This talk will begin with an gentle introduction to artificial evolution, then explore the interactions between evolvability, complexity and statistics. Artificial evolution has been used to evolve the GE jet engines on the Boeing 777 and to evolve schedules for operating manufacturing lines at Volvo, GM and John Deere--in both cases with performance superior to human efforts. So it is reasonable to ask, what cannot be done via artificial evolution?

Complexity theory tells us that there are problems (i.e. the class NP) that we do not know how to solve deterministically in polynomial time, yet these same problems can be solved by nondeterministic Turing Machines. Limits on the ability of computers to solve NP problems must also limit the capabilities of artificial evolutionary systems.

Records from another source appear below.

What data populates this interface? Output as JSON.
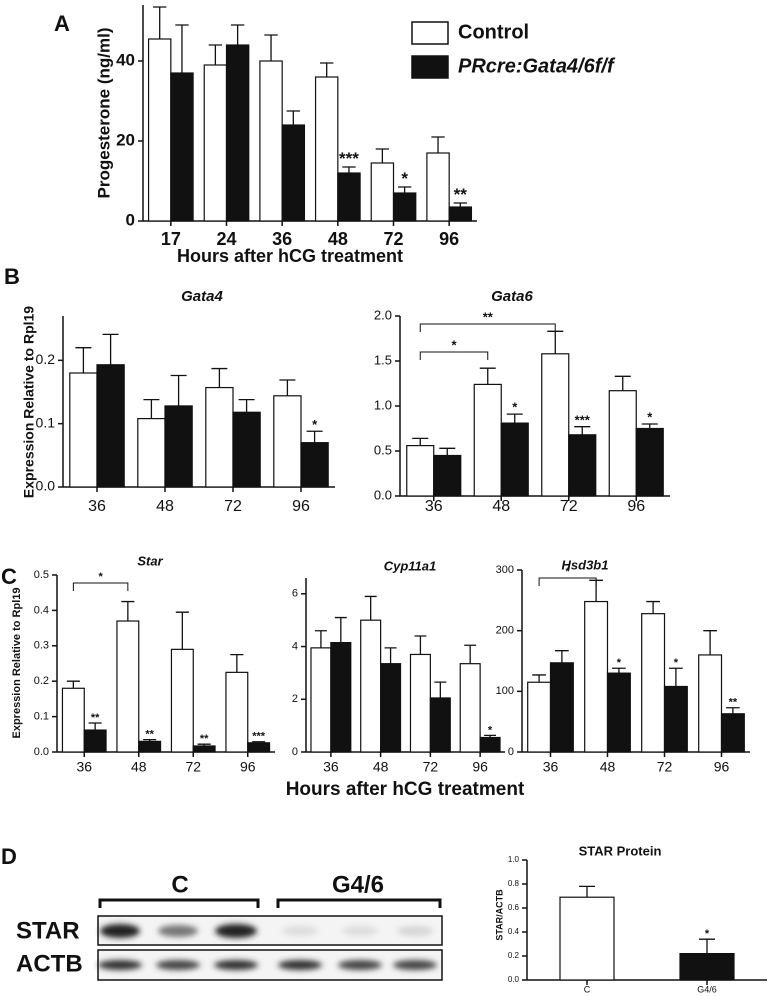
{
  "panel_labels": [
    "A",
    "B",
    "C",
    "D"
  ],
  "panel_C_xlabel": "Hours after hCG treatment",
  "blot": {
    "groups": [
      "C",
      "G4/6"
    ],
    "rows": [
      "STAR",
      "ACTB"
    ]
  },
  "chart_data": [
    {
      "type": "bar",
      "xlabel": "Hours after hCG treatment",
      "ylabel": "Progesterone (ng/ml)",
      "categories": [
        "17",
        "24",
        "36",
        "48",
        "72",
        "96"
      ],
      "ylim": [
        0,
        54
      ],
      "yticks": [
        0,
        20,
        40
      ],
      "legend": true,
      "series": [
        {
          "name": "Control",
          "color": "#ffffff",
          "values": [
            45.5,
            39,
            40,
            36,
            14.5,
            17
          ],
          "errors": [
            8,
            5,
            6.5,
            3.5,
            3.5,
            4
          ],
          "significance": [
            null,
            null,
            null,
            null,
            null,
            null
          ]
        },
        {
          "name": "PRcre:Gata4/6f/f",
          "color": "#111111",
          "values": [
            37,
            44,
            24,
            12,
            7,
            3.5
          ],
          "errors": [
            12,
            5,
            3.5,
            1.5,
            1.5,
            1
          ],
          "significance": [
            null,
            null,
            null,
            "***",
            "*",
            "**"
          ]
        }
      ]
    },
    {
      "type": "bar",
      "title": "Gata4",
      "ylabel": "Expression Relative to Rpl19",
      "categories": [
        "36",
        "48",
        "72",
        "96"
      ],
      "ylim": [
        0,
        0.27
      ],
      "yticks": [
        {
          "value": 0,
          "label": "0.0"
        },
        0.1,
        0.2
      ],
      "series": [
        {
          "color": "#ffffff",
          "values": [
            0.18,
            0.108,
            0.157,
            0.144
          ],
          "errors": [
            0.04,
            0.03,
            0.03,
            0.025
          ],
          "significance": [
            null,
            null,
            null,
            null
          ]
        },
        {
          "color": "#111111",
          "values": [
            0.193,
            0.128,
            0.118,
            0.07
          ],
          "errors": [
            0.048,
            0.048,
            0.02,
            0.018
          ],
          "significance": [
            null,
            null,
            null,
            "*"
          ]
        }
      ]
    },
    {
      "type": "bar",
      "title": "Gata6",
      "categories": [
        "36",
        "48",
        "72",
        "96"
      ],
      "ylim": [
        0,
        2
      ],
      "yticks": [
        {
          "value": 0,
          "label": "0.0"
        },
        0.5,
        {
          "value": 1,
          "label": "1.0"
        },
        1.5,
        {
          "value": 2,
          "label": "2.0"
        }
      ],
      "brackets": [
        {
          "from": "36",
          "to": "48",
          "label": "*"
        },
        {
          "from": "36",
          "to": "72",
          "label": "**"
        }
      ],
      "series": [
        {
          "color": "#ffffff",
          "values": [
            0.56,
            1.24,
            1.58,
            1.17
          ],
          "errors": [
            0.08,
            0.18,
            0.25,
            0.16
          ],
          "significance": [
            null,
            null,
            null,
            null
          ]
        },
        {
          "color": "#111111",
          "values": [
            0.45,
            0.81,
            0.68,
            0.75
          ],
          "errors": [
            0.08,
            0.1,
            0.09,
            0.05
          ],
          "significance": [
            null,
            "*",
            "***",
            "*"
          ]
        }
      ]
    },
    {
      "type": "bar",
      "title": "Star",
      "ylabel": "Expression Relative to Rpl19",
      "categories": [
        "36",
        "48",
        "72",
        "96"
      ],
      "ylim": [
        0,
        0.5
      ],
      "yticks": [
        {
          "value": 0,
          "label": "0.0"
        },
        0.1,
        0.2,
        0.3,
        0.4,
        0.5
      ],
      "brackets": [
        {
          "from": "36",
          "to": "48",
          "label": "*"
        }
      ],
      "series": [
        {
          "color": "#ffffff",
          "values": [
            0.18,
            0.37,
            0.29,
            0.225
          ],
          "errors": [
            0.02,
            0.055,
            0.105,
            0.05
          ],
          "significance": [
            null,
            null,
            null,
            null
          ]
        },
        {
          "color": "#111111",
          "values": [
            0.062,
            0.03,
            0.017,
            0.026
          ],
          "errors": [
            0.02,
            0.005,
            0.005,
            0.003
          ],
          "significance": [
            "**",
            "**",
            "**",
            "***"
          ]
        }
      ]
    },
    {
      "type": "bar",
      "title": "Cyp11a1",
      "categories": [
        "36",
        "48",
        "72",
        "96"
      ],
      "ylim": [
        0,
        6.6
      ],
      "yticks": [
        0,
        2,
        4,
        6
      ],
      "series": [
        {
          "color": "#ffffff",
          "values": [
            3.95,
            5.0,
            3.7,
            3.35
          ],
          "errors": [
            0.65,
            0.9,
            0.7,
            0.7
          ],
          "significance": [
            null,
            null,
            null,
            null
          ]
        },
        {
          "color": "#111111",
          "values": [
            4.15,
            3.35,
            2.05,
            0.55
          ],
          "errors": [
            0.95,
            0.6,
            0.6,
            0.08
          ],
          "significance": [
            null,
            null,
            null,
            "*"
          ]
        }
      ]
    },
    {
      "type": "bar",
      "title": "Hsd3b1",
      "categories": [
        "36",
        "48",
        "72",
        "96"
      ],
      "ylim": [
        0,
        300
      ],
      "yticks": [
        0,
        100,
        200,
        300
      ],
      "brackets": [
        {
          "from": "36",
          "to": "48",
          "label": "*"
        }
      ],
      "series": [
        {
          "color": "#ffffff",
          "values": [
            115,
            248,
            228,
            160
          ],
          "errors": [
            12,
            35,
            20,
            40
          ],
          "significance": [
            null,
            null,
            null,
            null
          ]
        },
        {
          "color": "#111111",
          "values": [
            147,
            130,
            108,
            63
          ],
          "errors": [
            20,
            8,
            30,
            10
          ],
          "significance": [
            null,
            "*",
            "*",
            "**"
          ]
        }
      ]
    },
    {
      "type": "bar",
      "title": "STAR Protein",
      "ylabel": "STAR/ACTB",
      "categories": [
        "C",
        "G4/6"
      ],
      "ylim": [
        0,
        1
      ],
      "yticks": [
        {
          "value": 0,
          "label": "0.0"
        },
        {
          "value": 0.2,
          "label": "0.2"
        },
        {
          "value": 0.4,
          "label": "0.4"
        },
        {
          "value": 0.6,
          "label": "0.6"
        },
        {
          "value": 0.8,
          "label": "0.8"
        },
        {
          "value": 1,
          "label": "1.0"
        }
      ],
      "series": [
        {
          "colors": [
            "#ffffff",
            "#111111"
          ],
          "values": [
            0.69,
            0.22
          ],
          "errors": [
            0.09,
            0.12
          ],
          "significance": [
            null,
            "*"
          ]
        }
      ]
    }
  ]
}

The connection between "evolvability" and "complexity" however is much deeper. MAXSAT is a keystone problem in the class NP. It turns out that when the MAXSAT representation is viewed as an "artificial chromosome" it is possible to exactly compute the nonlinear interaction between alleles in the corresponding fitness associated with their phenotypic expression. This makes it possible to exactly compute summary statistics (mean, variance, skew and kurtosis) over any subset of interacting alleles. The talk will explore what cannot be done via artificial evolution (and perhaps cannot be done by natural evolution) given what we know about MAXSAT and complexity.